Impfbereitschaft ist wieder gestiegen

Vorarlberg / 08.06.2026 • 14:48 Uhr
Impfbereitschaft ist wieder gestiegen
2024 ist die Zahl der Keuchhusten- und Masernfälle durch die Decke gegangen. Das hat sich geändert, unter anderem wohl aufgrund von Impfungen, wie es beim Land heißt. Foto: APA

Wenige Keuchhustenfälle und keine einzige Masernerkrankung bisher im heurigen Jahr.

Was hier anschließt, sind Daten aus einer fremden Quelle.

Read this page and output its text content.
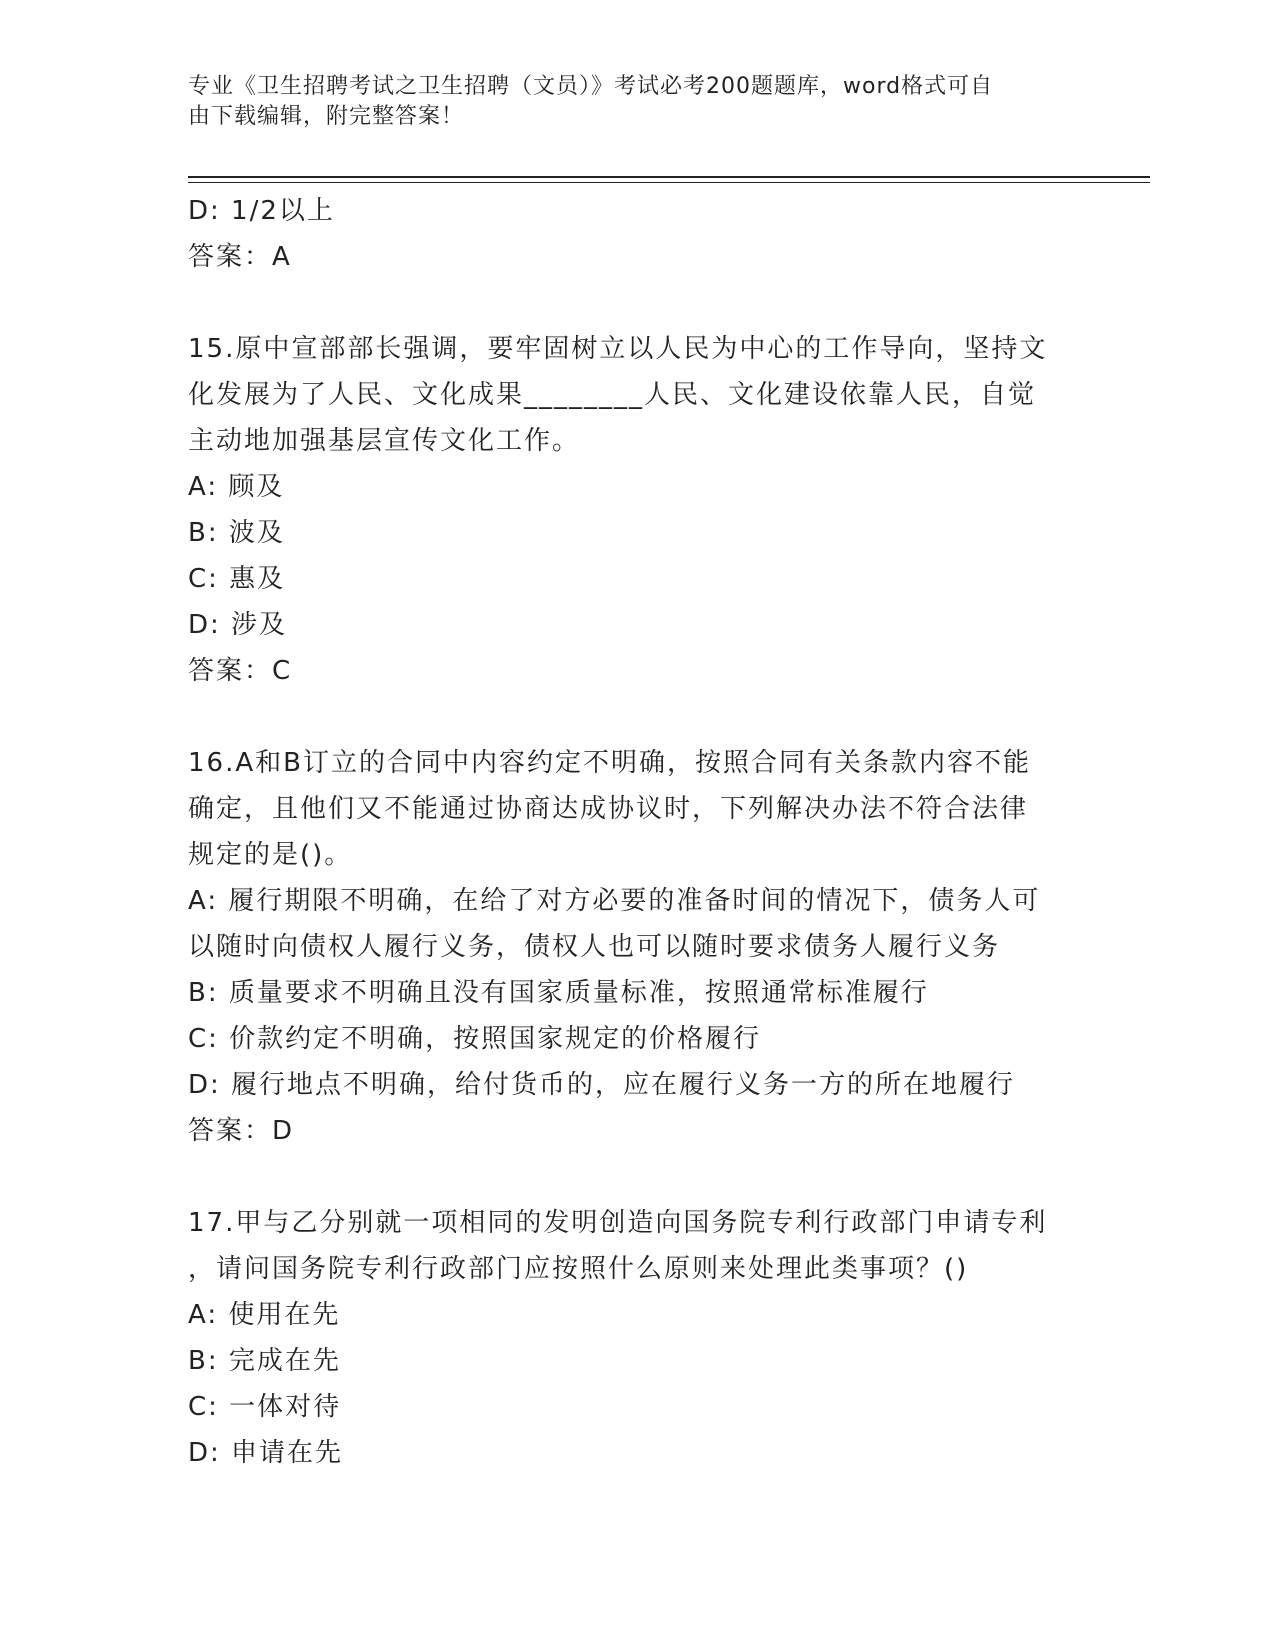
专业《卫生招聘考试之卫生招聘（文员）》考试必考200题题库，word格式可自
由下载编辑，附完整答案！

D: 1/2以上

答案：A

15.原中宣部部长强调，要牢固树立以人民为中心的工作导向，坚持文

化发展为了人民、文化成果________人民、文化建设依靠人民，自觉

主动地加强基层宣传文化工作。

A: 顾及

B: 波及

C: 惠及

D: 涉及

答案：C

16.A和B订立的合同中内容约定不明确，按照合同有关条款内容不能

确定，且他们又不能通过协商达成协议时，下列解决办法不符合法律

规定的是()。

A: 履行期限不明确，在给了对方必要的准备时间的情况下，债务人可

以随时向债权人履行义务，债权人也可以随时要求债务人履行义务

B: 质量要求不明确且没有国家质量标准，按照通常标准履行

C: 价款约定不明确，按照国家规定的价格履行

D: 履行地点不明确，给付货币的，应在履行义务一方的所在地履行

答案：D

17.甲与乙分别就一项相同的发明创造向国务院专利行政部门申请专利

，请问国务院专利行政部门应按照什么原则来处理此类事项？()

A: 使用在先

B: 完成在先

C: 一体对待

D: 申请在先
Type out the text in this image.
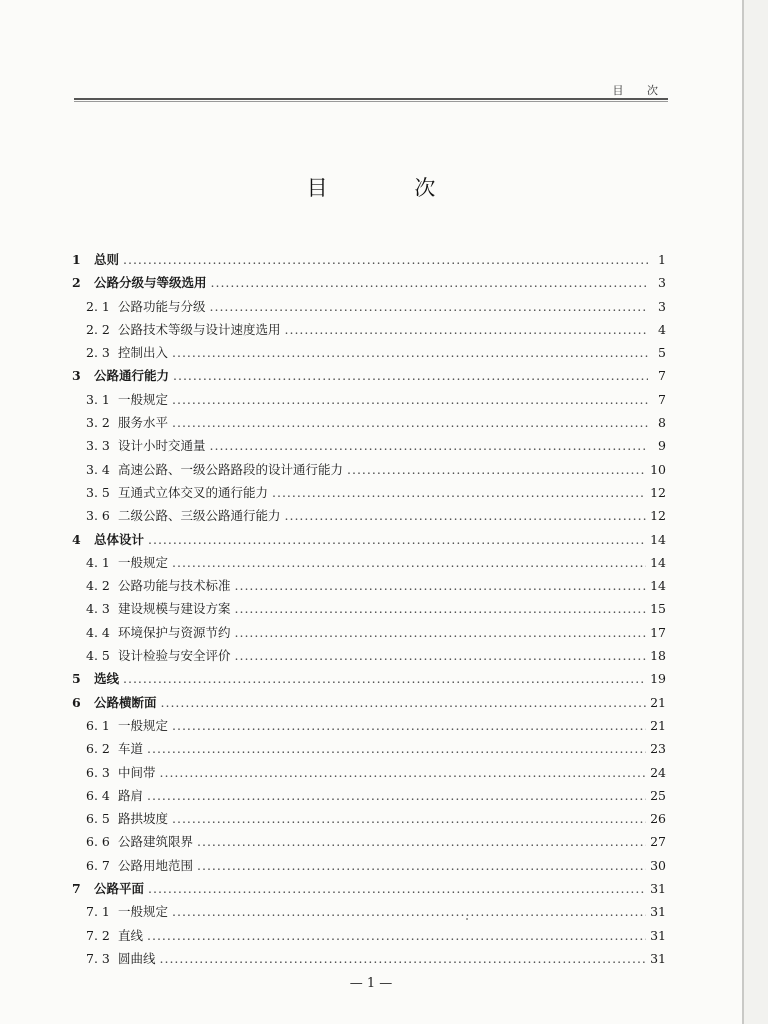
目 次
目 次
1	总则 .....	1
2	公路分级与等级选用 .....	3
2. 1 公路功能与分级 .....	3
2. 2 公路技术等级与设计速度选用 .....	4
2. 3 控制出入 .....	5
3	公路通行能力 .....	7
3. 1 一般规定 .....	7
3. 2 服务水平 .....	8
3. 3 设计小时交通量 .....	9
3. 4 高速公路、一级公路路段的设计通行能力 .....	10
3. 5 互通式立体交叉的通行能力 .....	12
3. 6 二级公路、三级公路通行能力 .....	12
4	总体设计 .....	14
4. 1 一般规定 .....	14
4. 2 公路功能与技术标准 .....	14
4. 3 建设规模与建设方案 .....	15
4. 4 环境保护与资源节约 .....	17
4. 5 设计检验与安全评价 .....	18
5	选线 .....	19
6	公路横断面 .....	21
6. 1 一般规定 .....	21
6. 2 车道 .....	23
6. 3 中间带 .....	24
6. 4 路肩 .....	25
6. 5 路拱坡度 .....	26
6. 6 公路建筑限界 .....	27
6. 7 公路用地范围 .....	30
7	公路平面 .....	31
7. 1 一般规定 .....	31
7. 2 直线 .....	31
7. 3 圆曲线 .....	31
— 1 —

SCHWARZACH. “Das ist eine gute Nachricht”, sagt der Gesundheitsexperte Armin Fidler im Gespräch mit den VN, um allerdings sogleich zu relativieren: “Man sollte sich nicht zu sehr in Sicherheit wiegen.” Gemeint ist die Entwicklung hochansteckender Infektionskrankheiten: Nach Corona hatte es plötzlich sehr viele Fälle gegeben, österreichweit und in Vorarlberg.

Beispiel Keuchhusten, eine Erkrankung, die besonders für Säuglinge und Kleinkinder gefährlich sein kann: In den Jahren seit 2015 waren hierzulande bis dahin keine oder allenfalls 70 Fälle bestätigt worden. Dann handelte es sich plötzlich um ein Vielfaches davon, 2024 nämlich um ganze 456. Ähnlich, aber auf deutlich niedrigerem Niveau, verhielt es sich in Bezug auf Masern, das plötzlich 23-mal festgestellt wurde.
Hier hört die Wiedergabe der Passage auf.